GEORGE TOWN: Some 200 cabbies gathered at the Esplanade here for a four-hour strike-cum-protest as a final plea to the Federal Government against the legalising of Uber and GrabCar e-hailing services in the state.
Penang Taxi Associate Associa-tion secretary Mohamad Shahimi Hadzri appealed to the Prime Minister to do something or the taxi industry would collapse.
“We ask that the Government take our plight into consideration.
“Our income has gone down 70% since Uber and GrabCar started operating in Penang. The Government needs to remember that we are also voters here in Penang.
“Taxi drivers used to earn over RM200 a day but now, we barely earn RM50 a day. How can we survive like this?” he said yesterday.
Mohamad Shahimi added that if Sabah could ban Uber and GrabCar, Penang should follow suit.
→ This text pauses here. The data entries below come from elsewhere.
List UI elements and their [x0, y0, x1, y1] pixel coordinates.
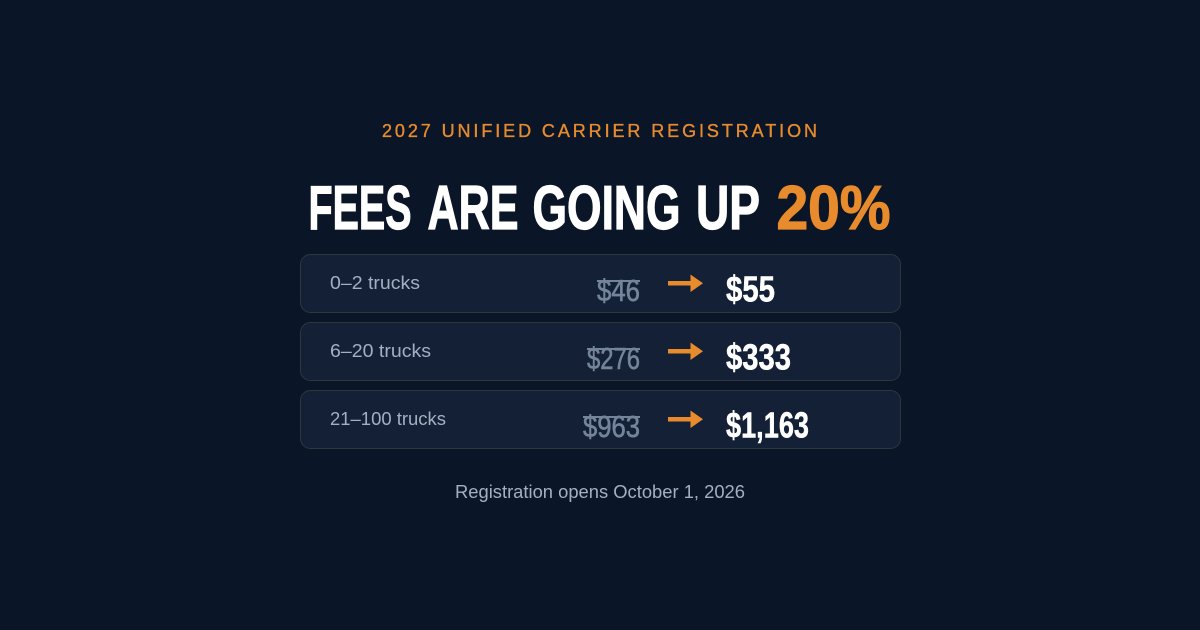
title [308, 174, 890, 243]
row: 0–2 trucks [300, 254, 900, 312]
arrow [668, 342, 703, 360]
old price with strike: $963 [583, 409, 640, 444]
new price: $333 [726, 336, 791, 378]
title: ARE [428, 174, 518, 243]
row: 21–100 trucks [300, 390, 900, 448]
old price with strike: $276 [587, 341, 640, 376]
title: GOING [532, 174, 680, 243]
arrow [668, 274, 703, 292]
footer note: Registration opens October 1, 2026 [455, 481, 745, 502]
title: FEES [308, 174, 412, 243]
title: 20% [776, 174, 890, 243]
new price: $1,163 [726, 404, 809, 446]
row: 6–20 trucks [300, 322, 900, 380]
truck range label: 21–100 trucks [330, 408, 446, 429]
title: UP [696, 174, 760, 243]
old price with strike: $46 [597, 273, 640, 308]
arrow [668, 410, 703, 428]
new price: $55 [726, 268, 775, 310]
truck range label: 6–20 trucks [330, 340, 431, 361]
truck range label: 0–2 trucks [330, 272, 420, 293]
eyebrow heading: 2027 UNIFIED CARRIER REGISTRATION [382, 121, 817, 141]
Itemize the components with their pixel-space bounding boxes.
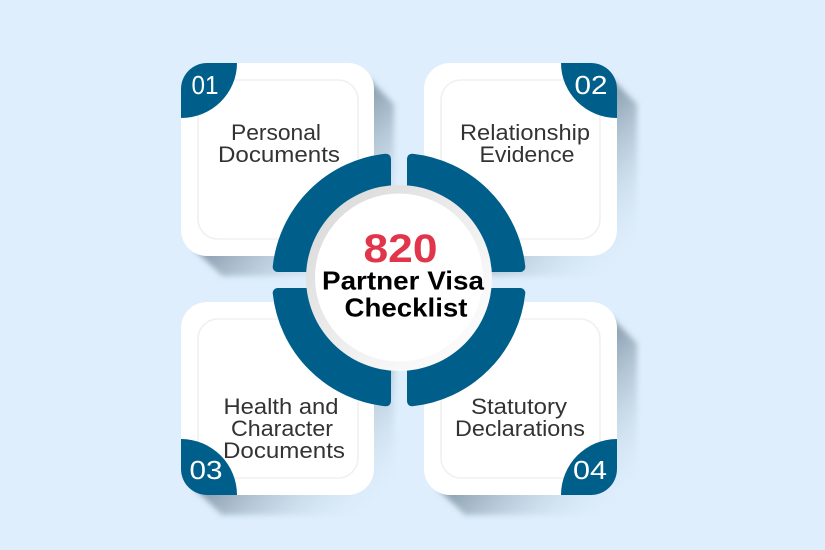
text: statutory declarations: Statutory [471, 394, 567, 419]
heading: 820 partner visa checklist: Partner Visa [322, 266, 485, 296]
chart: central ring segments [278, 159, 520, 401]
text: relationship evidence: Evidence [480, 142, 574, 167]
text: statutory declarations [455, 394, 585, 441]
text: health and character documents: Health and [224, 394, 338, 419]
icon: number badge 01 [181, 63, 237, 118]
icon: number badge 03: 03 [190, 455, 222, 485]
text: personal documents [218, 120, 340, 167]
icon: number badge 04: 04 [573, 455, 607, 485]
text: health and character documents: Character [231, 416, 333, 441]
text: health and character documents [223, 394, 345, 463]
heading: 820 partner visa checklist [322, 227, 485, 322]
text: relationship evidence [460, 120, 590, 167]
icon: number badge 04 [561, 439, 617, 495]
text: health and character documents: Documents [223, 438, 345, 463]
text: relationship evidence: Relationship [460, 120, 590, 145]
icon: number badge 02: 02 [574, 70, 608, 100]
heading: 820 partner visa checklist: 820 [364, 227, 438, 271]
icon: number badge 01: 01 [192, 70, 218, 100]
centre disc with grey rim [306, 185, 492, 371]
icon: number badge 03 [181, 439, 237, 495]
icon: number badge 02 [561, 63, 617, 118]
text: personal documents: Personal [231, 120, 321, 145]
heading: 820 partner visa checklist: Checklist [344, 292, 468, 322]
panel: card 3 health and character documents [181, 302, 394, 515]
panel: card 4 statutory declarations [424, 302, 637, 515]
panel: card 1 personal documents [181, 63, 394, 276]
panel: card 2 relationship evidence [424, 63, 637, 276]
text: statutory declarations: Declarations [455, 416, 585, 441]
text: personal documents: Documents [218, 142, 340, 167]
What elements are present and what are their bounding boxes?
“We will also be filing a police report similar to the one filed by the Kuala Lumpur Taxi Associa-tion against Uber and GrabCar as well as another police report against former minister Tan Sri Abdul Wahid Omar for his stint as an Uber driver.”
P. Gunasegaran, 40, a taxi driver of 14 years, said he was struggling to survive.
“Before both these services came along, I used to earn RM250 a day and now, there are days when we don’t even earn anything.
“Some taxi drivers have to pay rental for their vehicles on top of fuel.
“On average, car rental and fuel will cost up to RM110 a day,” he said.
Meanwhile, S. Valayutham, 42, who owns a radio call taxi company, said the use of Uber would create more social problems.
He claimed that Uber drivers with their big expensive cars were not doing it for the money but only to meet women.
The protest by the group at the Esplanade lasted from 10am to noon, following which they formed a convoy of taxis and drove from the Esplanade to Komtar, the Penang International Airport, Eastin Hotel and to the Sungai Nibong bus terminal.
Cars were heard honking in a show of support for the protest as the convoy passed by.
There are about 1,500 taxi drivers in Penang.